Muita emoção!!!! Empate. Será que o time agora engrena?
Bem nessa hora o juiz apita o fim da primeira etapa. Muito bafafá de troca de treinador, mas é Lula que volta para o segundo tempo. Orienta o time para usar mais jogadas ensaiadas, que ele chama de PAC, para marcar mais gols, e não se contentar só com o empate.
O time volta muito bem no segundo tempo. Uma discreta alteração tática é notada por poucos. Meirelles deixa de ser volante e passa a atuar como líbero, reforçando as reservas do país, e trocando a dívida interna de moeda estrangeira para real. Essa nova posição do banqueiro central vai ser fundamental para nos livrar do FMI, e ainda mais em 2008, quando a crise econômica internacional, dos derivativos e sub-prime, passa driblando todo mundo, inclusive o goleiro e chega na cara do gol. Era um adversário terrível que já tinha feito muitos gols nas fortes seleções européias e norte-americana.

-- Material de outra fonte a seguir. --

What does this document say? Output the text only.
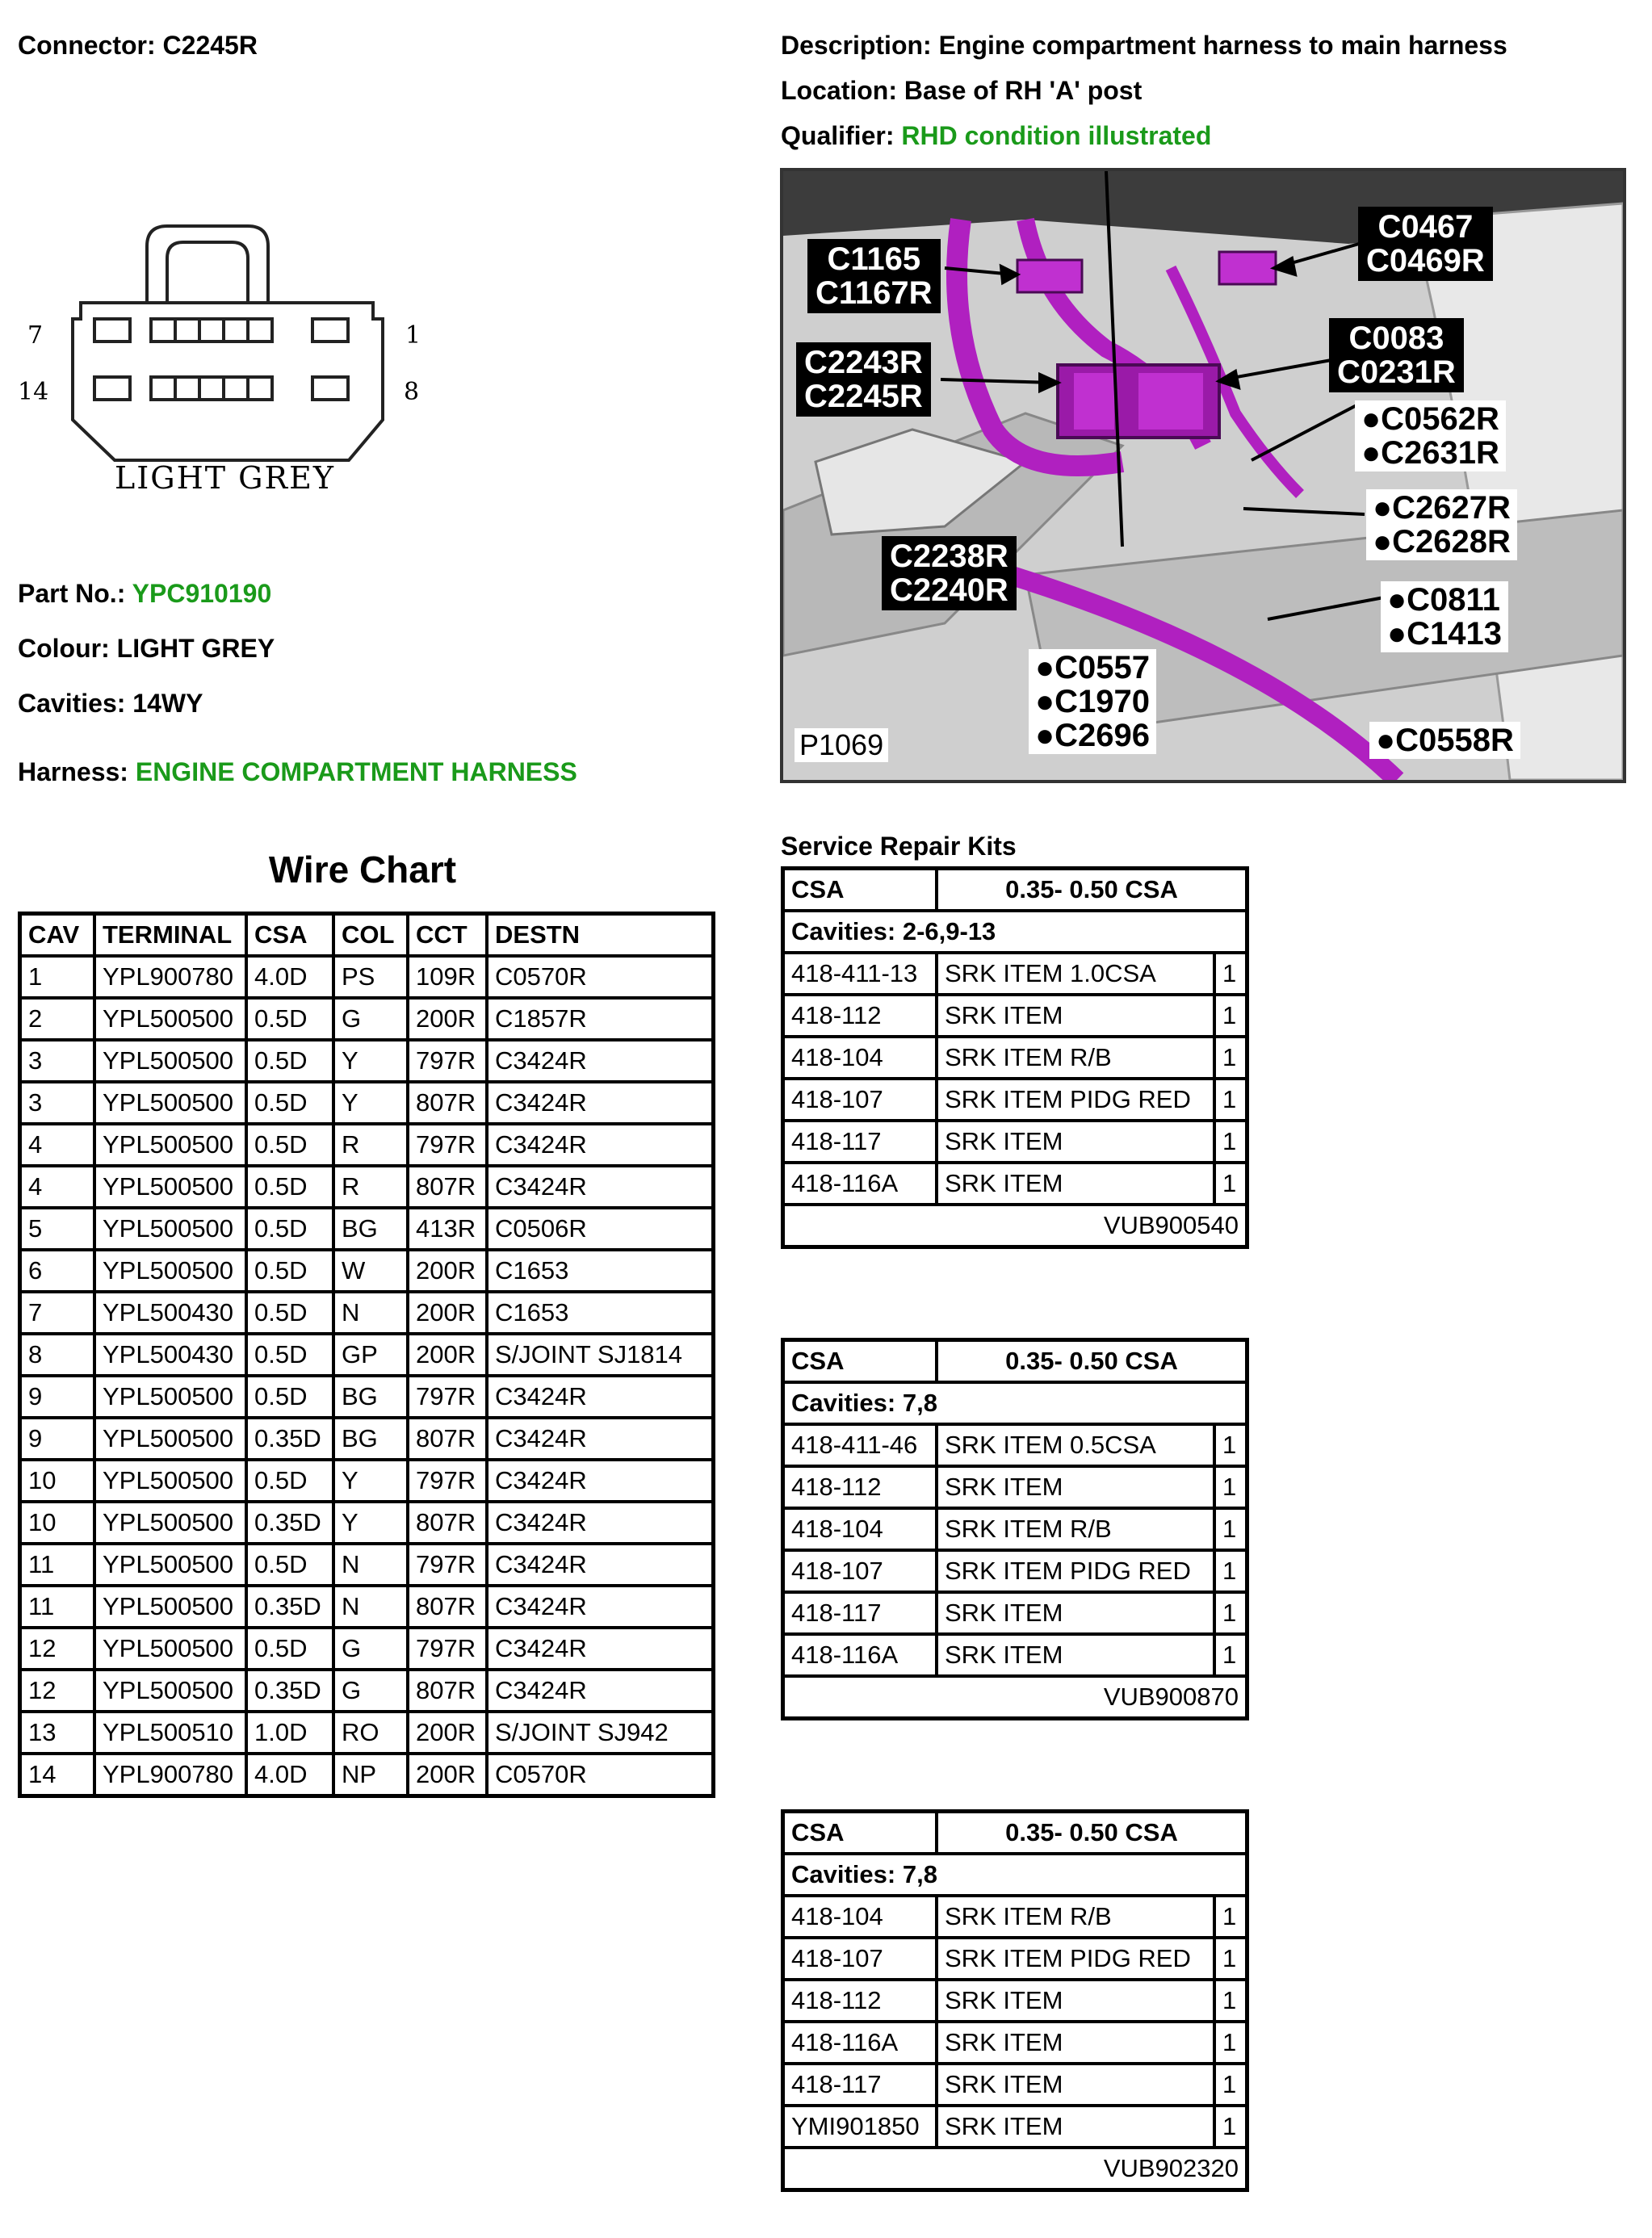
Connector: C2245R	Description: Engine compartment harness to main harness
Location: Base of RH 'A' post
Qualifier: RHD condition illustrated
7	1
14	8
LIGHT GREY
Part No.: YPC910190
Colour: LIGHT GREY
Cavities: 14WY
Harness: ENGINE COMPARTMENT HARNESS
C1165
C1167R
C0467
C0469R
C2243R
C2245R
C0083
C0231R
C2238R
C2240R
● C0562R
● C2631R
● C2627R
● C2628R
● C0811
● C1413
● C0557
● C1970
● C2696 ●	C0558R
P1069
Wire Chart
CAV	TERMINAL	CSA	COL	CCT	DESTN
1	YPL900780	4.0D	PS	109R	C0570R
2	YPL500500	0.5D	G	200R	C1857R
3	YPL500500	0.5D	Y	797R	C3424R
3	YPL500500	0.5D	Y	807R	C3424R
4	YPL500500	0.5D	R	797R	C3424R
4	YPL500500	0.5D	R	807R	C3424R
5	YPL500500	0.5D	BG	413R	C0506R
6	YPL500500	0.5D	W	200R	C1653
7	YPL500430	0.5D	N	200R	C1653
8	YPL500430	0.5D	GP	200R	S/JOINT SJ1814
9	YPL500500	0.5D	BG	797R	C3424R
9	YPL500500	0.35D	BG	807R	C3424R
10	YPL500500	0.5D	Y	797R	C3424R
10	YPL500500	0.35D	Y	807R	C3424R
11	YPL500500	0.5D	N	797R	C3424R
11	YPL500500	0.35D	N	807R	C3424R
12	YPL500500	0.5D	G	797R	C3424R
12	YPL500500	0.35D	G	807R	C3424R
13	YPL500510	1.0D	RO	200R	S/JOINT SJ942
14	YPL900780	4.0D	NP	200R	C0570R
Service Repair Kits
CSA	0.35- 0.50 CSA	
Cavities: 2-6,9-13		
418-411-13	SRK ITEM 1.0CSA	1
418-112	SRK ITEM	1
418-104	SRK ITEM R/B	1
418-107	SRK ITEM PIDG RED	1
418-117	SRK ITEM	1
418-116A	SRK ITEM	1
VUB900540		
CSA	0.35- 0.50 CSA	
Cavities: 7,8		
418-411-46	SRK ITEM 0.5CSA	1
418-112	SRK ITEM	1
418-104	SRK ITEM R/B	1
418-107	SRK ITEM PIDG RED	1
418-117	SRK ITEM	1
418-116A	SRK ITEM	1
VUB900870		
CSA	0.35- 0.50 CSA	
Cavities: 7,8		
418-104	SRK ITEM R/B	1
418-107	SRK ITEM PIDG RED	1
418-112	SRK ITEM	1
418-116A	SRK ITEM	1
418-117	SRK ITEM	1
YMI901850	SRK ITEM	1
VUB902320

Mas no bico da chuteira a zaga não só salva o gol adversário na risca da nossa meta, como ainda liga o contra-ataque usando os criticados bancos públicos, que a turma do mercado-financeiro-amendoim sempre defendeu que fossem vendidos para algum clube espanhol, como o Santander. Pois não é que os bancos públicos fazem um belo lançamento de longa distância de empréstimos que reanimam nossa economia em tempos de futebol recuado pelo mundo e ainda aumentam o valor do seu passe? Era nossa virada, 4 X3! As publicações especializadas estrangeiras (Marca, Olé, Gazzeta dello Sport e The Economist) louvam a solidez e bom futebol que os brasileiros exibem após anos de promessas.
Jovens craques recentemente adicionados ao time podem marcar ainda mais gols. O pré-sal promete até a Copa de 2014. E tem as Olimpíadas de 2016, que também serão jogadas em casa. A classe C amplia seu domínio do meio campo, com a redução das classe D e E. Enquanto seleções como a espanhola, inglesa e italiana sofrem com a falta de emprego, o Brasil tem é dificuldade de preencher as vagas abertas no mercado de trabalho.
Opinião desse comentarista: FHC teve alguns méritos, seu time saiu na frente e marcou um gol, mas entregou uma equipe em crise, perdendo feio. Lula manteve no começo algumas táticas e jogadores do antecessor, mas foi achando sua identidade, virou o jogo e se mostrou um treinador que antecipa as jogadas do adversário, que segue um plano tático mais adequado para a grandeza do futebol brasileiro.